Do you ever misplace your auto insurance card? Well, you're not alone. That sinking, panicky feeling strikes most drivers when in line at the Department of Motor Vehicles or when pulled over by the police. What do you do? What excuse do you give? Will you have to pay a fine just for your forgetfulness?

Luckily, more insurance companies and state governments have caught on to this trend and they now accept digital proof of auto insurance that motorists can display on their smartphone or tablet.

Latest states to accept
After new laws went into effect this spring, West Virginia, New Jersey and Ohio are three of the latest states to approve the use of digital documents. There were 40 states that accepted electronic proof before West Virginia enacted its law, according to the Property Casualty Insurers Association of America.

The pace at which states are accepting electronic proof is increasing every year. Just three years ago, only seven states allowed digital proof of insurance, according to the PCIAA.

"It's exactly the same looking as a paper certificate," Delegate Steve Westfall told West Virginia MetroNews, adding that the digital cards will be a boon to everyone. "It's the exact same thing. All the numbers are there, everything you need to get your license or to show the officer you do have insurance."
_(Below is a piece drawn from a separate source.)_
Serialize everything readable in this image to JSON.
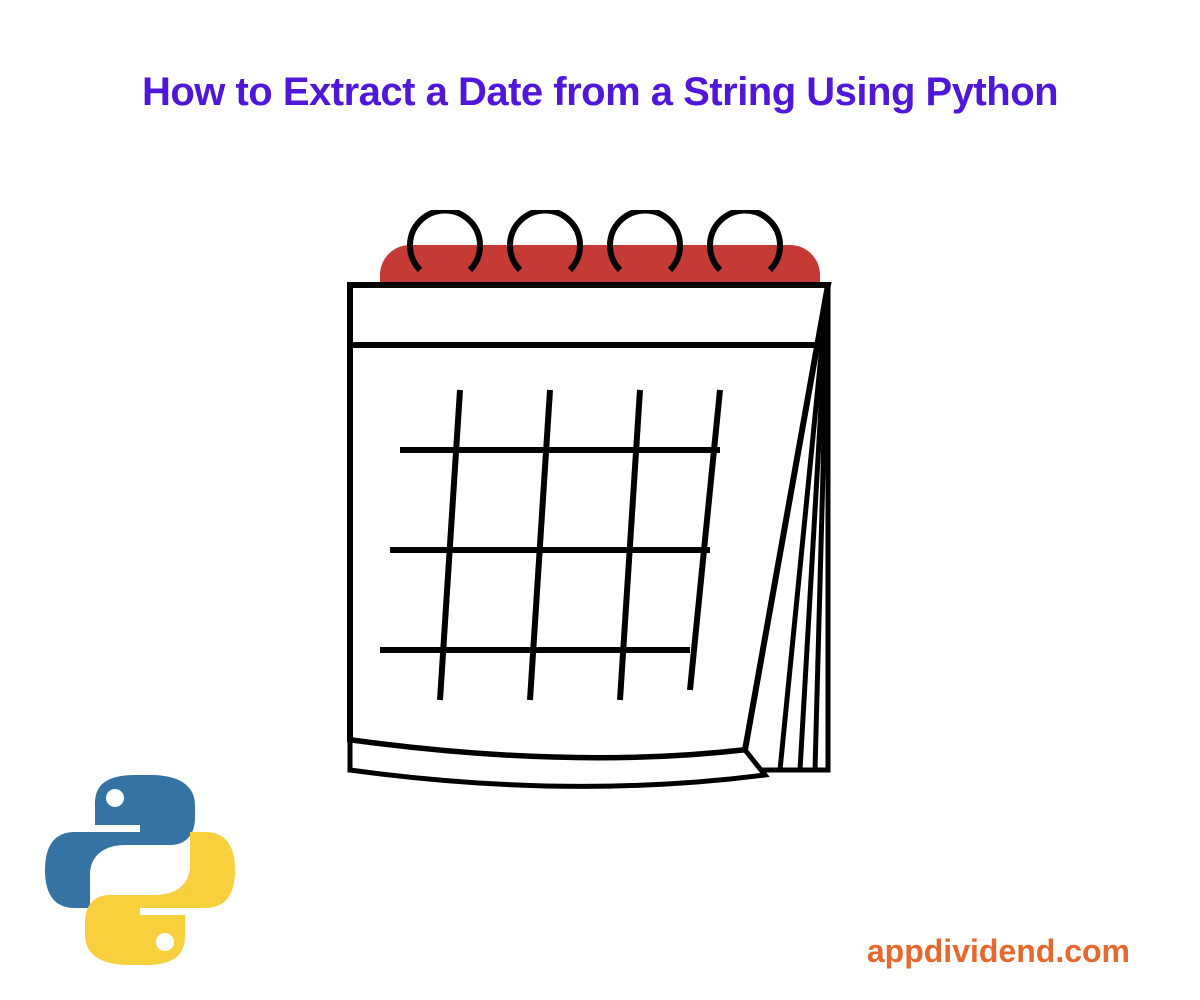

Use of the digital cards will also cut down on wasted time - from drivers not receiving tickets for a misplaced card to police and courts being able to cut down on unnecessary court costs and paperwork. According to Westfall, drivers will no longer have to spend hours waiting in traffic court because of a no proof of insurance ticket and judges will no longer spend their time throwing those tickets out.

Digital advocacy
Meanwhile, insurance groups such as the PCIAA are pushing for more states to embrace the digital versions.
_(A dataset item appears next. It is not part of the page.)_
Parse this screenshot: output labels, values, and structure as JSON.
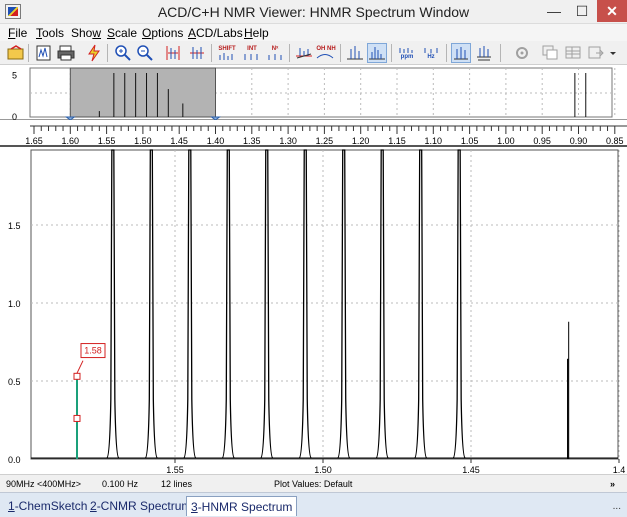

"It makes good sense to allow consumers and insurers to use increasingly ubiquitous technology to comply with the law," said Alex Hageli, director of personal lines policy for the PCIAA.

The Independent Insurance Agents and Brokers of New Jersey also praised their lawmakers for passing the new measure.

"This new law will modernize the process of providing evidence of auto insurance coverage in an environmentally-friendly way that keeps up with consumer demands for greater electronic communication and interactions," said Frank Jones, Chairman of IIABNJ.